Both of us were silent. Himmler seemed to look down at his desktop, on which lay an assortment of passport-sized photographs, and at the next moment past me toward the uniform.

“It’s a shame to see you in a common suit, Bauer,” he said finally. “What’s more, yours doesn’t fit very well.”

I shifted uneasily in my chair. “I know it doesn’t, Reichsführer.”

“We’d like to see you in a uniform again.”

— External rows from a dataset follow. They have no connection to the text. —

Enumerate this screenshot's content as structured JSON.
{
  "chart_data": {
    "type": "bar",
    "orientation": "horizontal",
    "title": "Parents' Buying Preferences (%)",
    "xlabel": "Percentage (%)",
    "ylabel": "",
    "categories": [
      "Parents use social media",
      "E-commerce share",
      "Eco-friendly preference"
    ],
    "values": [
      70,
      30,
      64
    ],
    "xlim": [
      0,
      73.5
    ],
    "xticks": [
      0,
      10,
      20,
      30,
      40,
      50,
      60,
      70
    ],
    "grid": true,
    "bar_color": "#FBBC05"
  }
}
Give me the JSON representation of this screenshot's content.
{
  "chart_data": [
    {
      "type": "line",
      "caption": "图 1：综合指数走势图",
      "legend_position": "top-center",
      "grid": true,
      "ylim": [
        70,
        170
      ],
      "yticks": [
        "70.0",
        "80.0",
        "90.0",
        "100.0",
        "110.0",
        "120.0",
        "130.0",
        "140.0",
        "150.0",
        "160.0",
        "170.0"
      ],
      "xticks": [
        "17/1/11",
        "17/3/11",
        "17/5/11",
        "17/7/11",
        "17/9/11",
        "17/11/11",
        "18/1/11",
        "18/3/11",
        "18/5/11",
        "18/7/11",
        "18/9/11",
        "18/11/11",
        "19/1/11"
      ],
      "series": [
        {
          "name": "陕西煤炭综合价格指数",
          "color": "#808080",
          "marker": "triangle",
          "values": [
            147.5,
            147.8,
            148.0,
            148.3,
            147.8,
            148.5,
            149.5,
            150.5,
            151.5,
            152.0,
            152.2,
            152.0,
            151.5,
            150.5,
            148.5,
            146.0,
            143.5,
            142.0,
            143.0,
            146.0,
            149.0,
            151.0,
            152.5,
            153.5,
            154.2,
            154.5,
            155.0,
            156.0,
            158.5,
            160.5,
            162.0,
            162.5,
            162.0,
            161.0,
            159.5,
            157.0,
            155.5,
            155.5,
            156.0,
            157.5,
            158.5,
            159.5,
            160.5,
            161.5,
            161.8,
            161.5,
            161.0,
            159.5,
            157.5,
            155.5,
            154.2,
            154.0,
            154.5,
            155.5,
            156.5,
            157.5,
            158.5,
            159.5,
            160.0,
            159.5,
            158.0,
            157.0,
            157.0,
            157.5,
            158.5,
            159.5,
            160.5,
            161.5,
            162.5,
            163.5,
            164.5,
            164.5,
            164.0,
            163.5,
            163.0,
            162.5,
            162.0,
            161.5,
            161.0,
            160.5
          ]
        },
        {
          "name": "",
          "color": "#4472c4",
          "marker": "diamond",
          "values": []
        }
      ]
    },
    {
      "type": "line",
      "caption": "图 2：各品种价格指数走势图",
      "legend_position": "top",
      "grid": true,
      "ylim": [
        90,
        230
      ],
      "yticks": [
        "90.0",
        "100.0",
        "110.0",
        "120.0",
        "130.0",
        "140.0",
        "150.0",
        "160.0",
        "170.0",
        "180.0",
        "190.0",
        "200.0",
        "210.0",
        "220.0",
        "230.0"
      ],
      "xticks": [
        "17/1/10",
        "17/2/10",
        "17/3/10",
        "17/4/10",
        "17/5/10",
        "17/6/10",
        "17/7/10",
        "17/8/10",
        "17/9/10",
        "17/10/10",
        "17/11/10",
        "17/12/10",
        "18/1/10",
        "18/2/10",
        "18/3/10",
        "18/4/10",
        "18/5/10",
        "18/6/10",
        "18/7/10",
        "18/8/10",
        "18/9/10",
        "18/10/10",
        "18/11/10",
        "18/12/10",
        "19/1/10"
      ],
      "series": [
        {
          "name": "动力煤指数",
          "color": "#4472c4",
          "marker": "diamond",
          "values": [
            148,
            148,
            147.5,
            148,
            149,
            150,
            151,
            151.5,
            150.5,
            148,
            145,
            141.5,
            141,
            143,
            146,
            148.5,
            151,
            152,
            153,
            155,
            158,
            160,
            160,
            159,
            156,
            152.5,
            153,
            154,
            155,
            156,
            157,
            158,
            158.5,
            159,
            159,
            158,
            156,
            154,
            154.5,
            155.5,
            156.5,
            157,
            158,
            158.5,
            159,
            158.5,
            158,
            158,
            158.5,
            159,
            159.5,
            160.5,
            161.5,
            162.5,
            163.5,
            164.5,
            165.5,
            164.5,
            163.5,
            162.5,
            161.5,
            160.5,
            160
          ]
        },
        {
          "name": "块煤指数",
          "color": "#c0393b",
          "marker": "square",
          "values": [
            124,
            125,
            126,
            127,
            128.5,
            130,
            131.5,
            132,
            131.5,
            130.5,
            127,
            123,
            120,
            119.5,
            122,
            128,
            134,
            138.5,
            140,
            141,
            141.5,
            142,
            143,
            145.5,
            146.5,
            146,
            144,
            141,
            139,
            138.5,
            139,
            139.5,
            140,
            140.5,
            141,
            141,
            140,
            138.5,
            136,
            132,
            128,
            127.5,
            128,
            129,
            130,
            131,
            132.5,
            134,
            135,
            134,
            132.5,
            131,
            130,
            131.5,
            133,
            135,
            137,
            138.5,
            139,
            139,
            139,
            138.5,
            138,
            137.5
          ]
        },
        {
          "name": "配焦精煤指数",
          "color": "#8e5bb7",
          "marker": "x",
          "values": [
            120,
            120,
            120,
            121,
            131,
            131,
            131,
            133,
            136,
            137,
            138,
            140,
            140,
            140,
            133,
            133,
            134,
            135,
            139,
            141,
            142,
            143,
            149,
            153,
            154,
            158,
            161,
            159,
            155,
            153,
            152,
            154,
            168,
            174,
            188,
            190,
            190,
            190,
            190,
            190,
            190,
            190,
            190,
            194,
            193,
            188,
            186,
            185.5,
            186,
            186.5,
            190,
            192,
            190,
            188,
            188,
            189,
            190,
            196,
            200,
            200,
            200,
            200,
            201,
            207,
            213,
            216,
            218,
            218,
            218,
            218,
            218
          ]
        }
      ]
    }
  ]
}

I said nothing, struggling to hold in my excitement. Himmler was squinting at me patiently, apparently expecting some sort of a response, running a slender upturned finger along his clipped blond mustache. I thought of the state portrait we’d had of him in Vienna, above Glass’s cherished couch. What an inaccurate picture! I thought. He isn’t at all an ugly man.

Himmler was still watching me. After a few moments more, his expression changed; he seemed to have decided something to his satisfaction. “We have a man in protective custody at present,” he said, sitting forward. “A former Party man. Former Schutzstaffel. We’d all of us appreciate it deeply if you would visit with him, in your civilian capacity only”—here Himmler smiled faintly—“and try to talk some sense into him. He’s become violent recently, and given us no end of worry. The two of you, believe it or not, have had certain shared experiences.” He paused a moment. “Lately our man has been plagued by suicidal thoughts. I don’t mind telling you, Bauer, we’re at our wit’s end. Our little fraternity has always had a difficult time smoothing over these crises of confidence among its own, as I’m sure you’re abundantly aware. .”

I nodded.

“I’ve often found,” he continued, “that a no-nonsense conference of some kind, conducted, of course, in absolute and total privacy, is the one hope for betterment in such cases.” He paused a moment, patting down his mustache. “What’s your opinion, Bauer, as a private citizen?”

“I quite agree, Reichsführer. Private solutions are always best.”

“Not always, Bauer. Not always. Sometimes the more public the solution the better.” He frowned very slightly. “But not in this case.”